The Future is Public Transport

By |2024-01-04T14:49:08+01:00June 22nd 2021|Sustainable Infrastructure|

To achieve the economic, social and environmental benefits of mass public transport, we need long-term sustainable public investment in systems which are accountable to citizens and workers. Social and climate justice must drive the Covid-19 recovery and guarantee that the future is public transport, argues Alana Dave.

“Some employers sold off their vehicles which led to loss of employment. I am one of the victims. So, I work once or twice a week. Since employers are negligent and mostly care about daily revenue targets, we must buy masks and sanitisers from the little we make. Already the women in urban transport are losing jobs and it is unlikely there will be new opportunities for them.”

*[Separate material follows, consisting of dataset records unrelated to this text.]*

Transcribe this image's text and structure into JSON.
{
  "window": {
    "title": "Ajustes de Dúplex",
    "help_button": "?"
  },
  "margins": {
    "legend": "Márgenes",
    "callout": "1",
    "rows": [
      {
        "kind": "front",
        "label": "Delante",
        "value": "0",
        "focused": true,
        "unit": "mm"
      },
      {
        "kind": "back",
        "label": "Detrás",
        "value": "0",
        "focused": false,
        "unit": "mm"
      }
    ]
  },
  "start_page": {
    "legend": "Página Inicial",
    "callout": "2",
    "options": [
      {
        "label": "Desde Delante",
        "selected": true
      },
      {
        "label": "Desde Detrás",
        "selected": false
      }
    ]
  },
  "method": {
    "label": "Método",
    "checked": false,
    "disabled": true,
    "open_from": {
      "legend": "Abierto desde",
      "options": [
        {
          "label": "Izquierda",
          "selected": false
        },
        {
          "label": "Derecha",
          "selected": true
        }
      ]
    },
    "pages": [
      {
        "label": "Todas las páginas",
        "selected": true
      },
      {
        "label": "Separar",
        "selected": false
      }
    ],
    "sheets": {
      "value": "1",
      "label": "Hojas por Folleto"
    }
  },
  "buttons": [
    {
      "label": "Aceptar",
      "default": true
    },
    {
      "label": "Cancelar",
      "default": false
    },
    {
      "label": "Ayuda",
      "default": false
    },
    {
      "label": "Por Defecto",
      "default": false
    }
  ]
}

The experience of this minibus conductor from Kenya captures the interlocking crises that our cities are facing. The Covid-19 pandemic has caused immense hardship and loss of life. While our efforts have been consumed by the pandemic response, we are also acutely aware of the climate crisis which is already striking some of the most vulnerable communities worldwide. Combine this with our failure to shift to a just and inclusive model of economic development, and the challenges seem immense.

How has the Pandemic Affected Public Transport?

We can see these trends play out in the area of public transport. Public transport workers have been on the front line during the pandemic, ensuring that vital services continue running so that other workers – especially nurses, doctors, and other health professionals – can continue travelling to combat the virus. Many have paid with their lives and long-term health. Meanwhile, the collapse in fare income resulting from lockdown measures means that public transport systems in many cities are creaking under a hefty financial burden. Cuts in operations and jobs are looking likely, especially where subsidies from local and central government are under threat from wider fiscal retrenchment. The impacts on informal public transport services and workers have been even more devastating.

Talking Green, Acting Grey

We know that expanding public transport is an essential component in decarbonising the global economy, shifting passengers from private vehicles into lower or net-zero emission public transport systems. The problem is that the development pathways pursued by many cities – encouraged by both business lobbies and financial institutions – are sending us precisely in the wrong direction. Many governments are talking green while acting grey, continuing to directly or indirectly subsidise forms of urban development that are incompatible with the UN Paris Agreement. The results – unreliable privatised services, more roads for more private vehicles, escalating air pollution and urban heating – are disastrous for both our communities and the natural environment.

How Do We Build the Public Transport Systems We Need?

The outlook is grim. That is why we at the International Transport Workers’ Federation (ITF) have launched The Future is Public Transport, a joint campaign with C40 Cities and other partners to build the just and sustainable public transport systems we need for the coming decades.

Our central idea is that public transport can be one of the key drivers for both economic recovery from the pandemic and a just transition. New research from C40 indicates that the right spending on public transport services and infrastructure could create 4.6 million jobs worldwide by 2030, cut urban transport emissions by more than half over the same period, and reduce air pollution from transport by up to 45 per cent. This presents a great opportunity to overcome all three crises at once.

Governments around the world – especially in the global north – are gearing up to launch economic stimulus packages to drive the post-Covid recovery. Public transport is a very wise option to back. Every job created for a bus driver or metro cleaner generates further opportunities for people to commute to other parts of a city, opening up further job market opportunities and helping drive inclusive growth. This is far more efficient – and healthy – than relying on uncoordinated private vehicle use.

Nevertheless, governments cannot simply increase funding levels for public transport and act as if the job is done. We have seen too many cases in which public funds have been poured into projects with minimal social benefits but plenty of scope for return to private investors. Even worse, privatising and outsourcing public transport services typically locks in public funding but allows businesses to skim profits off the top, all the while eroding labour standards and slacking on service quality. This is not the progressive future for our public transport systems that workers, passengers, and citizens want.

Instead, we must insist that both public ownership and good, green, unionised jobs are at the heart of any recovery from the Covid-19 pandemic. That means embedding strong labour standards where they already exist, but also enabling informal workers to transition into formal employment, enshrining gender equality in all workplaces, and providing secure employment opportunities for young people. In the best cases around the world, ITF-affiliated unions, public transport operators, and local governments are already working in partnership to make this a reality.

The route to recovery will of course look different in cities and countries around the world. One common feature is that no city can thrive in the 21st century without a well-funded, reliable, and green public transport system, owned by and accountable to the passengers who use it and the workers who run it. This is the moment to make that leap into the future. This is the moment for a transformative people’s public transport policy.

Together, we can make our cities better places to work and live beyond the age of Covid-19. “The challenges we face means we must be proactive, open, and dynamic. Sometimes we must think the unthinkable – we can’t be timid.” This call to action by John Mark Mwanika, the ITF’s chair of urban transport, is for all of us. The future is public transport.